Still believers in the EM FX carry trade - SocGen

Analysts at Societe Generale are reiterating their bullish view on EM FX, and mark-to-market our forecasts to preserve outperformance relative to the forwards and consensus.

Key Quotes

“We projected that the bottom in EM FX would be in Q1. We have turned progressively more bullish through the year.” 

“We shift the strongest point in the EM FX cycle to Q4 from Q3, and also selectively revise some of our near-term country forecasts stronger. Supportive factors in the near term include a very slow Fed tightening cycle, a longer period of stability in Chinese growth, falling volatility, and solid EM fundamentals (growth momentum, external positions, and real yields).” 

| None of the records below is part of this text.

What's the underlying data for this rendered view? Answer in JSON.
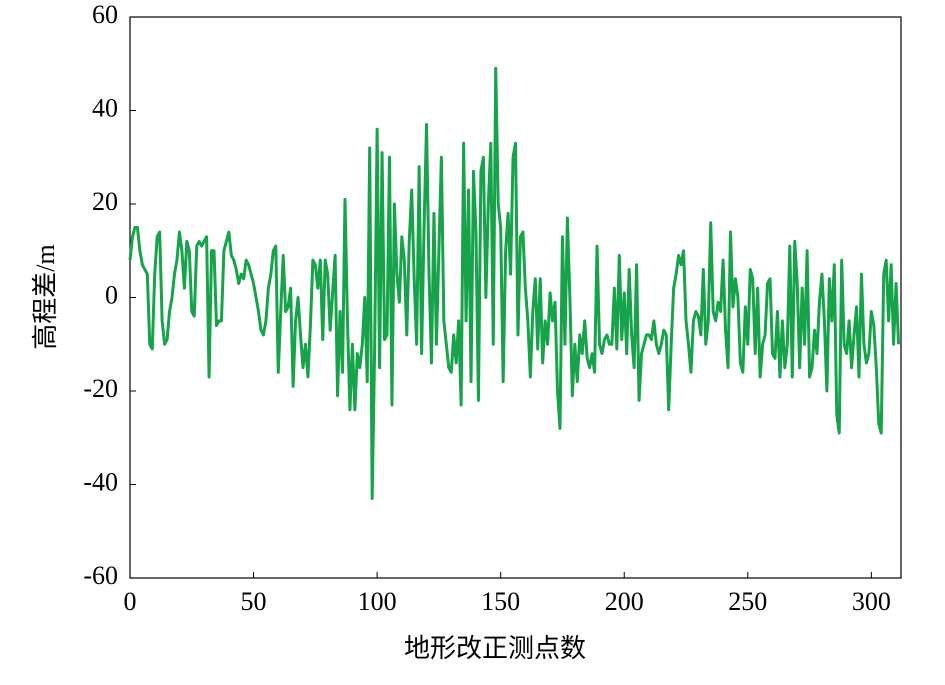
{
  "chart_data": {
    "type": "line",
    "xlabel": "地形改正测点数",
    "ylabel": "高程差/m",
    "xlim": [
      0,
      312
    ],
    "xticks": [
      0,
      50,
      100,
      150,
      200,
      250,
      300
    ],
    "ylim": [
      -60,
      60
    ],
    "yticks": [
      -60,
      -40,
      -20,
      0,
      20,
      40,
      60
    ],
    "series": [
      {
        "color": "#16a34a",
        "x": [
          0,
          1,
          2,
          3,
          4,
          5,
          6,
          7,
          8,
          9,
          10,
          11,
          12,
          13,
          14,
          15,
          16,
          17,
          18,
          19,
          20,
          21,
          22,
          23,
          24,
          25,
          26,
          27,
          28,
          29,
          30,
          31,
          32,
          33,
          34,
          35,
          36,
          37,
          38,
          39,
          40,
          41,
          42,
          43,
          44,
          45,
          46,
          47,
          48,
          49,
          50,
          51,
          52,
          53,
          54,
          55,
          56,
          57,
          58,
          59,
          60,
          61,
          62,
          63,
          64,
          65,
          66,
          67,
          68,
          69,
          70,
          71,
          72,
          73,
          74,
          75,
          76,
          77,
          78,
          79,
          80,
          81,
          82,
          83,
          84,
          85,
          86,
          87,
          88,
          89,
          90,
          91,
          92,
          93,
          94,
          95,
          96,
          97,
          98,
          99,
          100,
          101,
          102,
          103,
          104,
          105,
          106,
          107,
          108,
          109,
          110,
          111,
          112,
          113,
          114,
          115,
          116,
          117,
          118,
          119,
          120,
          121,
          122,
          123,
          124,
          125,
          126,
          127,
          128,
          129,
          130,
          131,
          132,
          133,
          134,
          135,
          136,
          137,
          138,
          139,
          140,
          141,
          142,
          143,
          144,
          145,
          146,
          147,
          148,
          149,
          150,
          151,
          152,
          153,
          154,
          155,
          156,
          157,
          158,
          159,
          160,
          161,
          162,
          163,
          164,
          165,
          166,
          167,
          168,
          169,
          170,
          171,
          172,
          173,
          174,
          175,
          176,
          177,
          178,
          179,
          180,
          181,
          182,
          183,
          184,
          185,
          186,
          187,
          188,
          189,
          190,
          191,
          192,
          193,
          194,
          195,
          196,
          197,
          198,
          199,
          200,
          201,
          202,
          203,
          204,
          205,
          206,
          207,
          208,
          209,
          210,
          211,
          212,
          213,
          214,
          215,
          216,
          217,
          218,
          219,
          220,
          221,
          222,
          223,
          224,
          225,
          226,
          227,
          228,
          229,
          230,
          231,
          232,
          233,
          234,
          235,
          236,
          237,
          238,
          239,
          240,
          241,
          242,
          243,
          244,
          245,
          246,
          247,
          248,
          249,
          250,
          251,
          252,
          253,
          254,
          255,
          256,
          257,
          258,
          259,
          260,
          261,
          262,
          263,
          264,
          265,
          266,
          267,
          268,
          269,
          270,
          271,
          272,
          273,
          274,
          275,
          276,
          277,
          278,
          279,
          280,
          281,
          282,
          283,
          284,
          285,
          286,
          287,
          288,
          289,
          290,
          291,
          292,
          293,
          294,
          295,
          296,
          297,
          298,
          299,
          300,
          301,
          302,
          303,
          304,
          305,
          306,
          307,
          308,
          309,
          310,
          311
        ],
        "values": [
          8,
          13,
          15,
          15,
          10,
          7,
          6,
          5,
          -10,
          -11,
          5,
          13,
          14,
          -5,
          -10,
          -9,
          -3,
          0,
          5,
          8,
          14,
          10,
          2,
          12,
          10,
          -3,
          -4,
          11,
          12,
          11,
          12,
          13,
          -17,
          10,
          10,
          -6,
          -5,
          -5,
          10,
          12,
          14,
          9,
          8,
          6,
          3,
          5,
          4,
          8,
          7,
          5,
          3,
          0,
          -3,
          -7,
          -8,
          -5,
          2,
          5,
          10,
          11,
          -16,
          -3,
          9,
          -3,
          -2,
          2,
          -19,
          -5,
          0,
          -8,
          -15,
          -10,
          -17,
          -6,
          8,
          7,
          2,
          8,
          -9,
          8,
          5,
          -7,
          1,
          9,
          -21,
          -3,
          -16,
          21,
          -5,
          -24,
          -10,
          -24,
          -12,
          -15,
          -10,
          0,
          -18,
          32,
          -43,
          -11,
          36,
          -15,
          31,
          -9,
          -8,
          30,
          -23,
          20,
          5,
          -1,
          13,
          8,
          -8,
          12,
          23,
          4,
          -10,
          28,
          -12,
          15,
          37,
          5,
          -14,
          18,
          -10,
          10,
          30,
          -5,
          -10,
          -15,
          -16,
          -8,
          -14,
          -5,
          -23,
          33,
          -5,
          23,
          -18,
          27,
          14,
          -22,
          27,
          30,
          0,
          20,
          33,
          -10,
          49,
          20,
          15,
          -18,
          10,
          18,
          5,
          30,
          33,
          -8,
          13,
          14,
          2,
          -5,
          -17,
          -3,
          4,
          -11,
          4,
          -14,
          -5,
          -10,
          1,
          -5,
          -1,
          -20,
          -28,
          13,
          -10,
          17,
          0,
          -21,
          -10,
          -18,
          -8,
          -12,
          -5,
          -13,
          -15,
          -12,
          -16,
          11,
          -10,
          -12,
          -9,
          -8,
          -10,
          -10,
          2,
          -11,
          9,
          -9,
          1,
          -12,
          6,
          -8,
          -15,
          7,
          -22,
          -12,
          -10,
          -8,
          -8,
          -9,
          -5,
          -10,
          -12,
          -10,
          -7,
          -8,
          -24,
          -10,
          2,
          5,
          9,
          7,
          10,
          -5,
          -10,
          -16,
          -5,
          -3,
          -4,
          -8,
          6,
          -10,
          -5,
          16,
          -3,
          -5,
          -1,
          -3,
          8,
          -7,
          -15,
          14,
          -2,
          4,
          0,
          -14,
          -16,
          -2,
          -10,
          6,
          4,
          -12,
          2,
          -17,
          -10,
          -8,
          3,
          4,
          -12,
          -13,
          -3,
          -17,
          -5,
          -15,
          -10,
          11,
          -17,
          12,
          3,
          -15,
          2,
          -10,
          10,
          -17,
          -15,
          -7,
          -12,
          -1,
          5,
          -5,
          -20,
          4,
          -5,
          7,
          -25,
          -29,
          8,
          -10,
          -12,
          -5,
          -15,
          -8,
          -2,
          -17,
          5,
          -10,
          -14,
          -12,
          -3,
          -6,
          -15,
          -27,
          -29,
          5,
          8,
          -5,
          7,
          -10,
          3,
          -10
        ]
      }
    ]
  }
}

“Speculative positioning seems neutral, and asset managers have plenty of scope to increase allocations. Positioning and allocation to EM assets have plenty of scope to increase. There remains a residual belief among market participants, which is slowly eroding, that the USD-bullish cycle is not over and that FOMC policy is a recipe for capital flow disruptions.”

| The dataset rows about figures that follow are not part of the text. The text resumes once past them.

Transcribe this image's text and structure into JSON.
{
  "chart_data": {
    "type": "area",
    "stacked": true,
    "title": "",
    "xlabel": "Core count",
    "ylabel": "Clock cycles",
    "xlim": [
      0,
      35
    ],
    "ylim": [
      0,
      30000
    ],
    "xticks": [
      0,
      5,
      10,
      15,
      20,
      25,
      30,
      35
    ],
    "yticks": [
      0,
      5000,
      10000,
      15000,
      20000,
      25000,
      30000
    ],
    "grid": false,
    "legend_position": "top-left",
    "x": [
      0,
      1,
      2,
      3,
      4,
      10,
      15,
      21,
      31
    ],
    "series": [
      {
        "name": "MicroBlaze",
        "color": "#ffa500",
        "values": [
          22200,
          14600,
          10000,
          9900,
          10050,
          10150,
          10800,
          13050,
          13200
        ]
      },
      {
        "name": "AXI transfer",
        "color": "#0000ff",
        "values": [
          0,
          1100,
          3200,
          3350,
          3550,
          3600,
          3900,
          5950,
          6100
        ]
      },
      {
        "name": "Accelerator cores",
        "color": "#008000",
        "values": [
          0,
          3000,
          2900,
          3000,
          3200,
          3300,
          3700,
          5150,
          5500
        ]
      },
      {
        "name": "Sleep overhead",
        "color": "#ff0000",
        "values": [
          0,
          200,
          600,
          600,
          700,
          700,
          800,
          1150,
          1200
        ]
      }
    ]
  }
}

“The biggest risk to a turn in EM sentiment is through the growth channel, not developed market policies, as long as fundamentals remain cooperative. The 2004-2008 Fed tightening cycle showed that EM currencies can flourish; this is being repeated in the current cycle. Until a meaningful catalyst emerges, we favour stronger currencies and buying into developed market policy-induced sell-offs.”